February 22, 2009

We play too nicey-nice with the rhinovirus

I am fortunate to have been battling a cold for the past two – maybe three, now – weeks, because it has focused my attention.

If I had felt fine, I might have missed the story in the media about research advances that could result in curing – or preventing – the common cold. Researchers now have a complete genome map for the rhinovirus that causes a cold. They believe there might be a way to neutralize the genetic strategy the rhinovirus uses to infect cells in the lining of the human nose, where the virus attacks.

I can't see the umptillion-dollar cold remedy industry throwing its entire weight behind this research, but it is immediately useful to me to know that a cold starts in the lining of the nose.

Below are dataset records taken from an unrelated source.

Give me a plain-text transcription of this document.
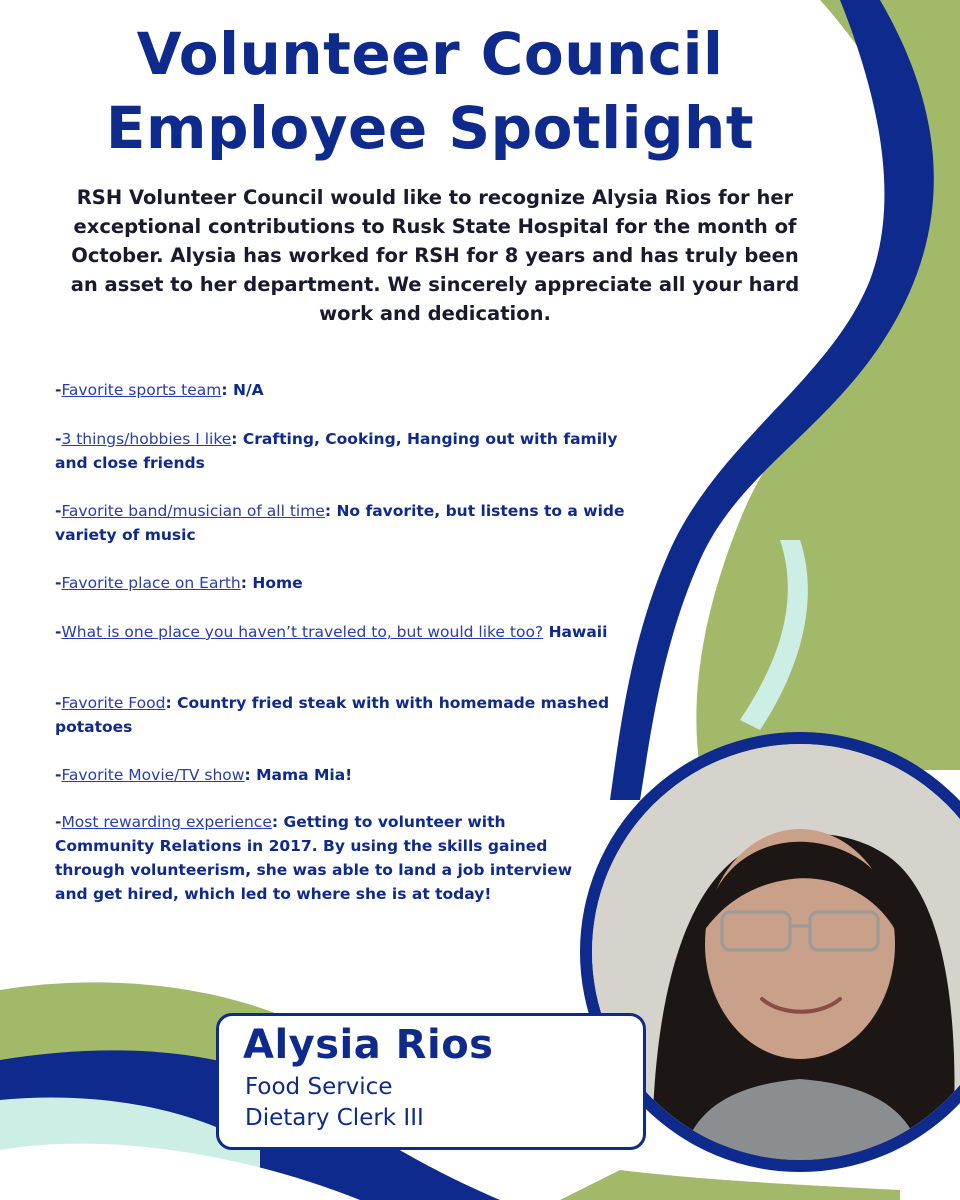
Volunteer Council
Employee Spotlight
RSH Volunteer Council would like to recognize Alysia Rios for her exceptional contributions to Rusk State Hospital for the month of October. Alysia has worked for RSH for 8 years and has truly been an asset to her department. We sincerely appreciate all your hard work and dedication.
-Favorite sports team: N/A
-3 things/hobbies I like: Crafting, Cooking, Hanging out with family and close friends
-Favorite band/musician of all time: No favorite, but listens to a wide variety of music
-Favorite place on Earth: Home
-What is one place you haven’t traveled to, but would like too? Hawaii
-Favorite Food: Country fried steak with with homemade mashed potatoes
-Favorite Movie/TV show: Mama Mia!
-Most rewarding experience: Getting to volunteer with Community Relations in 2017. By using the skills gained through volunteerism, she was able to land a job interview and get hired, which led to where she is at today!
Alysia Rios
Food Service
Dietary Clerk III
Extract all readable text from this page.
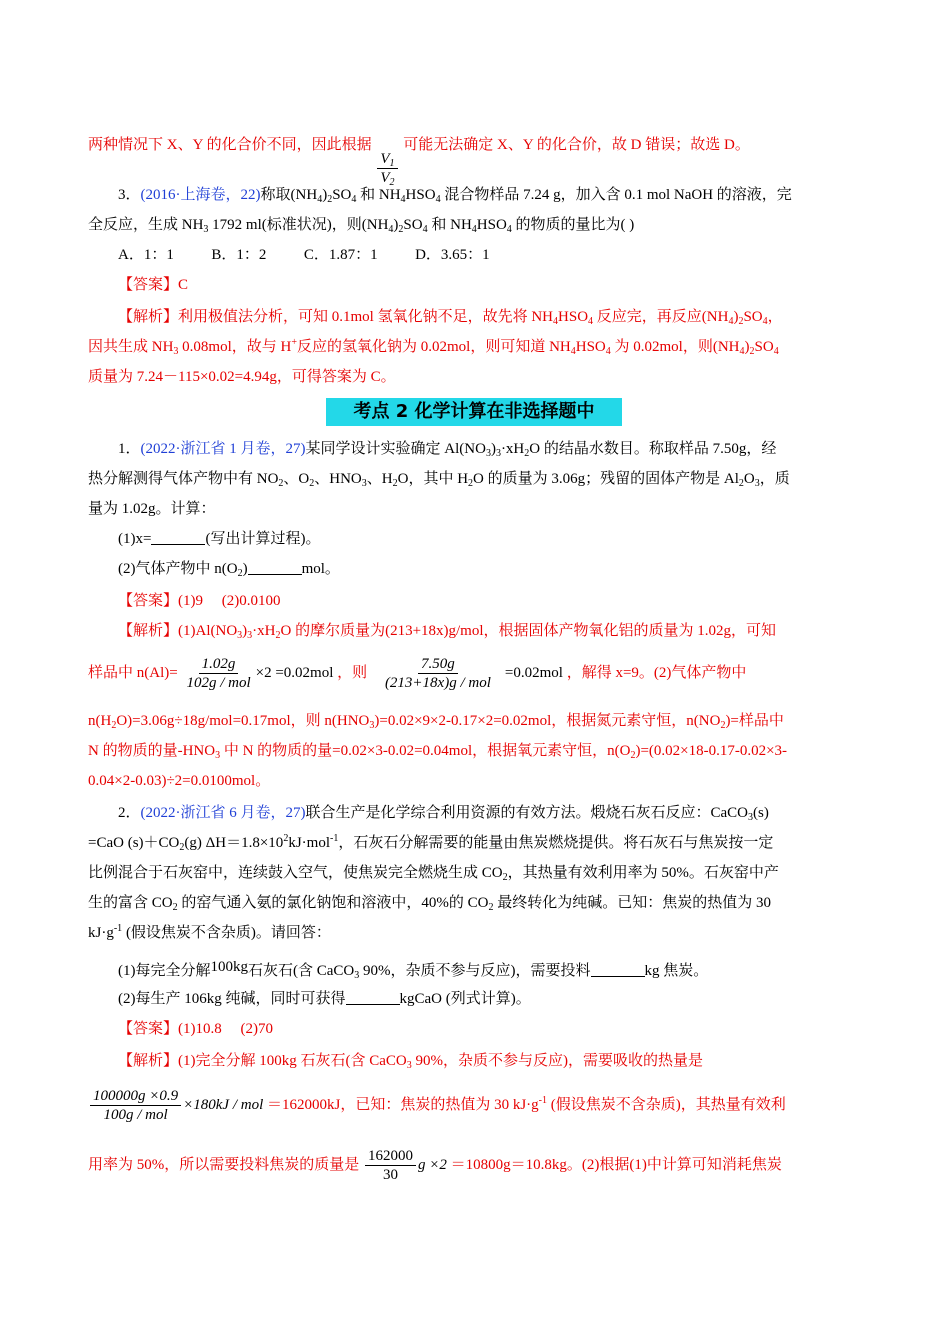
两种情况下 X、Y 的化合价不同，因此根据
$\frac{V_1}{V_2}$
可能无法确定 X、Y 的化合价，故 D 错误；故选 D。
3．(2016·上海卷，22)称取$(NH_4)_2SO_4$ 和 $NH_4HSO_4$ 混合物样品 7.24 g，加入含 0.1 mol NaOH 的溶液，完
全反应，生成 $NH_3$ 1792 ml(标准状况)，则$(NH_4)_2SO_4$ 和 $NH_4HSO_4$ 的物质的量比为( )
A．1：1          B．1：2          C．1.87：1          D．3.65：1
【答案】C
【解析】利用极值法分析，可知 0.1mol 氢氧化钠不足，故先将 $NH_4HSO_4$ 反应完，再反应$(NH_4)_2SO_4$，
因共生成 $NH_3$ 0.08mol，故与 H+反应的氢氧化钠为 0.02mol，则可知道 $NH_4HSO_4$ 为 0.02mol，则$(NH_4)_2SO_4$
质量为 7.24－115×0.02=4.94g，可得答案为 C。
考点 2 化学计算在非选择题中
1．(2022·浙江省 1 月卷，27)某同学设计实验确定 $Al(NO_3)_3\cdot xH_2O$ 的结晶水数目。称取样品 7.50g，经
热分解测得气体产物中有 $NO_2$、$O_2$、$HNO_3$、$H_2O$，其中 $H_2O$ 的质量为 3.06g；残留的固体产物是 $Al_2O_3$，质
量为 1.02g。计算：
(1)x=	(写出计算过程)。
(2)气体产物中 $n(O_2)$	mol。
【答案】(1)9     (2)0.0100
【解析】$(1)Al(NO_3)_3\cdot xH_2O$ 的摩尔质量为(213+18x)g/mol，根据固体产物氧化铝的质量为 1.02g，可知
样品中 $n(Al)= \frac{1.02g}{\text{102g / mol}} \times 2 =0.02mol$ ，则 $\frac{7.50g}{\text{(213+18x)g / mol}} =0.02mol$ ，解得 x=9。(2)气体产物中
$n(H_2O)=3.06g\div 18g/mol=0.17mol$，则 $n(HNO_3)=0.02\times 9\times 2-0.17\times 2=0.02mol$，根据氮元素守恒，$n(NO_2)=$样品中
N 的物质的量$-HNO_3$ 中 N 的物质的量=0.02×3-0.02=0.04mol，根据氧元素守恒，$n(O_2)=(0.02\times 18-0.17-0.02\times 3-$
0.04×2-0.03)÷2=0.0100mol。
2．(2022·浙江省 6 月卷，27)联合生产是化学综合利用资源的有效方法。煅烧石灰石反应：CaCO$_3$(s)
=CaO $(s)+CO_2(g)$ $\Delta H=1.8\times 10^2kJ\cdot mol^{-1}$，石灰石分解需要的能量由焦炭燃烧提供。将石灰石与焦炭按一定
比例混合于石灰窑中，连续鼓入空气，使焦炭完全燃烧生成 $CO_2$，其热量有效利用率为 50%。石灰窑中产
生的富含 $CO_2$ 的窑气通入氨的氯化钠饱和溶液中，40%的 $CO_2$ 最终转化为纯碱。已知：焦炭的热值为 30
$kJ\cdot g^{-1}$ (假设焦炭不含杂质)。请回答：
(1)每完全分解100kg石灰石(含 CaCO$_3$ 90%，杂质不参与反应)，需要投料	kg 焦炭。
(2)每生产 106kg 纯碱，同时可获得	kgCaO (列式计算)。
【答案】(1)10.8     (2)70
【解析】(1)完全分解 100kg 石灰石(含 CaCO$_3$ 90%，杂质不参与反应)，需要吸收的热量是
$\frac{100000g \times 0.9}{\text{100g / mol}} \times 180kJ$ / mol ＝162000kJ，已知：焦炭的热值为 30 $kJ\cdot g^{-1}$ (假设焦炭不含杂质)，其热量有效利
用率为 50%，所以需要投料焦炭的质量是 $\frac{162000}{30}$ g ×2 ＝10800g＝10.8kg。(2)根据(1)中计算可知消耗焦炭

In the story, a physician says that while we are waiting for the rhinovirus genome research to go forward, the only real treatment for a common cold is to wash out the nasal passages, drink warm drinks, and get plenty of rest. I know how to drink warm drinks and rest, but I am not up on washing out the nasal passages. And the story offered no guidance.

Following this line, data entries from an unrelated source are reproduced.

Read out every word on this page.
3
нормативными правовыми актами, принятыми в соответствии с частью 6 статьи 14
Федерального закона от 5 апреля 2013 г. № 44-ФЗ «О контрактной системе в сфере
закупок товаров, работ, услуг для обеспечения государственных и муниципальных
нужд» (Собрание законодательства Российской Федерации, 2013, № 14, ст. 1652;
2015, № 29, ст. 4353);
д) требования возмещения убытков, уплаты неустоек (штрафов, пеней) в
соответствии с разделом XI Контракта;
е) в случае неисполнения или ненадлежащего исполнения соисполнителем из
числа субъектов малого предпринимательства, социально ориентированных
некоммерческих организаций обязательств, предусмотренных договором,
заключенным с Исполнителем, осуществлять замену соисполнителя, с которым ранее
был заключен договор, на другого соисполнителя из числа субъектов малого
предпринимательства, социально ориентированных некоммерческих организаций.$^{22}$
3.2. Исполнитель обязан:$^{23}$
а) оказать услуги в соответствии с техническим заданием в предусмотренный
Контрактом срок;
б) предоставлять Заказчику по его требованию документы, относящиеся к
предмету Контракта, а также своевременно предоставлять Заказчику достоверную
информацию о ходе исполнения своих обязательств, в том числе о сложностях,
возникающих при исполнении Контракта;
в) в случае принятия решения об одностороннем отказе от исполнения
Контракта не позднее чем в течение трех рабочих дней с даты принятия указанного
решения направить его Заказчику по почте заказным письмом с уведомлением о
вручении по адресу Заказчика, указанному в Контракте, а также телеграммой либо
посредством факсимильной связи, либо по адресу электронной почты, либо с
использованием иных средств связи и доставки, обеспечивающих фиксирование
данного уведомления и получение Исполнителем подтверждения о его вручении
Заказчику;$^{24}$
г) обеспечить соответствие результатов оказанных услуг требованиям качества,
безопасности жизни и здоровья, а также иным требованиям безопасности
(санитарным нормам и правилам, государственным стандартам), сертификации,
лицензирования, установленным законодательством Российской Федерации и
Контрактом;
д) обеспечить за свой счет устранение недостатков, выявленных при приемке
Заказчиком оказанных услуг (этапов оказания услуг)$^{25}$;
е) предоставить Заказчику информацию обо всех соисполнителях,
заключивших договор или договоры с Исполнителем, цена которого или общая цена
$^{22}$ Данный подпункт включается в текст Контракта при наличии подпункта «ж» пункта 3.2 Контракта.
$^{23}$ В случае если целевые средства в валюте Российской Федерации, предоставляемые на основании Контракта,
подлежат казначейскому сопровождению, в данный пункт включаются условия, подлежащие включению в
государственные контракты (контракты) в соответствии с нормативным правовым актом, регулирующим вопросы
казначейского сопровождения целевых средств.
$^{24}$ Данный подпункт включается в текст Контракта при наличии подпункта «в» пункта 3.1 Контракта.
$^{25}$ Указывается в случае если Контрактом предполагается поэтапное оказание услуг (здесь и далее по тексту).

It did make me think of a new commercial I have seen for Zicam, a cold remedy in which an actress holds a Zicam-loaded cotton swab up to her nostril, not entering it into the void, but just touching it to the edge of the nostril, leaving no confusion about what happens next. A trusted friend then, last week, recommended Zicam, but the store was out. Apparently a lot of people read the same story and saw the same commercial.

We did get a version of Zicam that you spray into the mouth. I can't say if it has worked or not. One day my cold seems to be gone, the next day it is back. Today it is back. I should say the THREAT of it is back. I am not so much battling a cold as I am battling coming down with a cold. Battle is probably the wrong word. Washing out the nasal passages does not conjure a battle image, nor does suggestively touching a nostril with a cotton swab, lest we wretch into our Cheerios. Battle is not a strategy of the remedy industry, which wants a cold to last as long as it can.

And, of course, then, I remember my grandmother Susie. Susie DID battle colds. As a young girl in 1890s Alabama, she learned that a woman's medical mission was to keep the men in the fields. I am awed to having had a direct living link to someone who knew about life in 1890s Alabama, and to be only one more living link away from someone who lived during the Civil War, and how far medicine has come in less than three full human lifetimes.

Actually, I never learned how Susie may have battled colds in the 1890s. From other treatments she practiced, I expect her original cold treatment may have involved a black, tarry substance she swore by. By the time I was born, the remedy community had introduced Vicks Salve, which was brutal enough for her cold treatment standards and had the advantage of avoiding injurious violent resistance by the victim.

Still, it was a battle image: me against her, and her and Vicks against this cold that was keeping this six-year-old man out of the first-grade fields. She layered it on my chest and on top of that placed a cuptowel that she had pre-heated to 500 degrees in the oven. She pulled the covers up under my chin, got a teaspoon, heaped it with Vicks, handed it to me and told me to swallow it.

That is the kind of battle image I almost want to deploy against this cat-and-mouse cold. Almost, but not quite.